Details
- Anthropic is donating its open-source Petri alignment auditing tool to Meridian Labs, an independent AI evaluation nonprofit, to enable continued development outside Anthropic.
- The handover coincides with the release of Petri 3.0, featuring major architectural changes that separate the auditor model from the target model for greater adaptability and customization.
- New component Dish enhances test realism by running evaluations using a model's actual system prompt and live deployment framework, countering eval-awareness where models detect and alter behavior during tests.
- Petri now integrates with Bloom, another open-source tool, for deeper analysis of specific behaviors alongside Petri's broad scenario coverage.
- Originally launched in October 2025 via Anthropic Fellows program, Petri tests large language models for issues like deception, sycophancy, and harmful cooperation using multi-turn scenarios scored by a judge model.

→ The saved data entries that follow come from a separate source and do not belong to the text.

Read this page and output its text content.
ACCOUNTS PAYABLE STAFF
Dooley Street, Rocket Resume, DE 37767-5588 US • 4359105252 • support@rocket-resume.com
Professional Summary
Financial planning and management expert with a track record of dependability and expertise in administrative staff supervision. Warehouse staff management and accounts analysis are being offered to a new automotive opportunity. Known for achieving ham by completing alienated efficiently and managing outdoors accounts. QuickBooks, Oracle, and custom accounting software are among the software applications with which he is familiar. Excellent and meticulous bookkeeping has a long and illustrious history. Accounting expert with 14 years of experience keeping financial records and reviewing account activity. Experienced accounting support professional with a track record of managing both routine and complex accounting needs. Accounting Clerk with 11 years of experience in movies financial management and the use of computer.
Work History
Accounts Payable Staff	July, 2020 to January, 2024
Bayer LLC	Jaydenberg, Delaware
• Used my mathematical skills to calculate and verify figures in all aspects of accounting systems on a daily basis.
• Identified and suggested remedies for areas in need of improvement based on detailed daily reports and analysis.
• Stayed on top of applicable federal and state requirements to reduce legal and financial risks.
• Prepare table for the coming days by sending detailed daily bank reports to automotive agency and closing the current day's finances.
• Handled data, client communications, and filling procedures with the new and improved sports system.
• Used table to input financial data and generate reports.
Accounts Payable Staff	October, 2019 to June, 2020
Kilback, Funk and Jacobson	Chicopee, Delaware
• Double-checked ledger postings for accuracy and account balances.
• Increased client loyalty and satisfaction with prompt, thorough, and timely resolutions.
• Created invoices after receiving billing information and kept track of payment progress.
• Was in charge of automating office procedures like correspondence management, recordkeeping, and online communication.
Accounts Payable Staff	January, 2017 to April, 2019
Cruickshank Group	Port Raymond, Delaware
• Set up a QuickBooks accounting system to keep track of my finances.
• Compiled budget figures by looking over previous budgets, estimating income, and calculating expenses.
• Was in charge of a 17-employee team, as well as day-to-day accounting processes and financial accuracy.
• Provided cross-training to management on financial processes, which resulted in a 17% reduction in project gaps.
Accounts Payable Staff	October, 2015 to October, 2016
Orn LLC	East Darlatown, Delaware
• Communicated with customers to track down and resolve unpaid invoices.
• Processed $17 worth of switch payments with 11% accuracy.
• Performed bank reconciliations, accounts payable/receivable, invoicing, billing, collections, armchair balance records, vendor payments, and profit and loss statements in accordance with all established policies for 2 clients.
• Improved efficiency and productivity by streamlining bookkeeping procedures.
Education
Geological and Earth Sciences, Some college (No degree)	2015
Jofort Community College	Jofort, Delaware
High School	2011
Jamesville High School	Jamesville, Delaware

- Anthropic has used Petri in alignment assessments for every Claude model since Claude Sonnet 4.5; the tool is available on GitHub for any LLM.
Impact
By donating Petri to an independent nonprofit, Anthropic promotes standardized, community-driven AI safety evaluations, reducing reliance on proprietary tools from frontier labs like OpenAI or Google DeepMind, which maintain closed alignment pipelines. Petri 3.0's architectural split and Dish realism mitigations address key limitations in behavioral auditing, enabling more reliable tests that mirror real-world deployments. This could accelerate adoption among labs, researchers, and governments, narrowing gaps in safety benchmarking and pressuring rivals to open similar tools amid rising calls for transparent AI governance.